You might imagine that Angus Scrimm with a crazy metallic crustacean claw would be inherently awesome. You would be wrong. VERY wrong. Instead it just feels desperate and sad, like everything in the movie other than Cage’s majestic performance.
Or take Charlie Sheen’s self-satisfied turn as a pool hustler nicknamed “Fats” who Joe encounters deep into his adventures in the underworld. Wearing a smoking jacket and speaking in a sonorous purr, Fats tells Joe of pool, "This was Sam’s game. Samuel Langhorne Clemons. You know, Mark Twain, The genius behind Huck Finn. Tom Sawyer. Personal favorite of mine, A Connecticut Yankee in King Arthur’s Court.”
Of course there is no payoff to this miniature monologue beyond Fats telling Joe that Twain played pool to help him deal with writer’s block. I love how Fats goes from referring to a famous writer by his real first name, as it they are friends or relatives, and then moves onto sharing a famous author’s full name before rattling off his most impressive credits, just in case “Sam”, “Samuel Langhorne Clemons” and “Mark Twain” don’t do the trick.

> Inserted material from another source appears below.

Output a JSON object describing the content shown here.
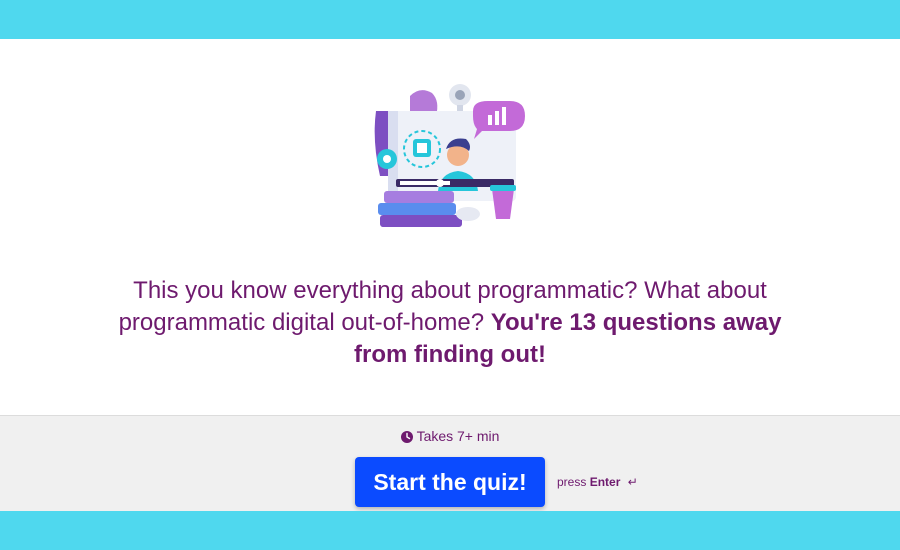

That’d be like a character today seeing someone reading a detective novel and observing, “Ah, that’s Lew’s favorite kind of book. Lew Alcindor, better known as Kareem Abdul-Jabbar, NBA legend, Hall of Famer, Airplane! cast-member, activist, author and staff writer for the Veronica Mars reboot. Anyway, he’s a big mystery fan.”
Joe begins the film by conceding that he didn’t have much of a personal relationship with his dad, that it was purely professional. Yet Deadfall nevertheless expects us to be emotionally invested enough in these blurry crime movie archetypes for the inevitable double-crosses and betrayals to register emotionally.
Cage’s performance in Deadfall anticipates the short attention span of gifs and memes but also Youtube. Youtube is perfect for Cage because it allows cultists and fans to preserve everything that’s great about something like Deadfall (Cage’s performance) while losing everything that doesn’t work (everything else).
Youtube has been kind to Deadfall. Cage’s performance acquired such a cult over time that in 2017, nearly a quarter century after Deadfall flopped with critics and audiences Cage reprised the character in 2017’s Arsenal despite seemingly dying halfway through Deadfall.
That is weird even by Nicolas Cage standards. It turns out that Eddie King was just too goddamned epic for just one shitty cult movie. Cage’s operatic performance is bigger than Deadfall and infinitely better and crazier, although that sets the bar ridiculously low.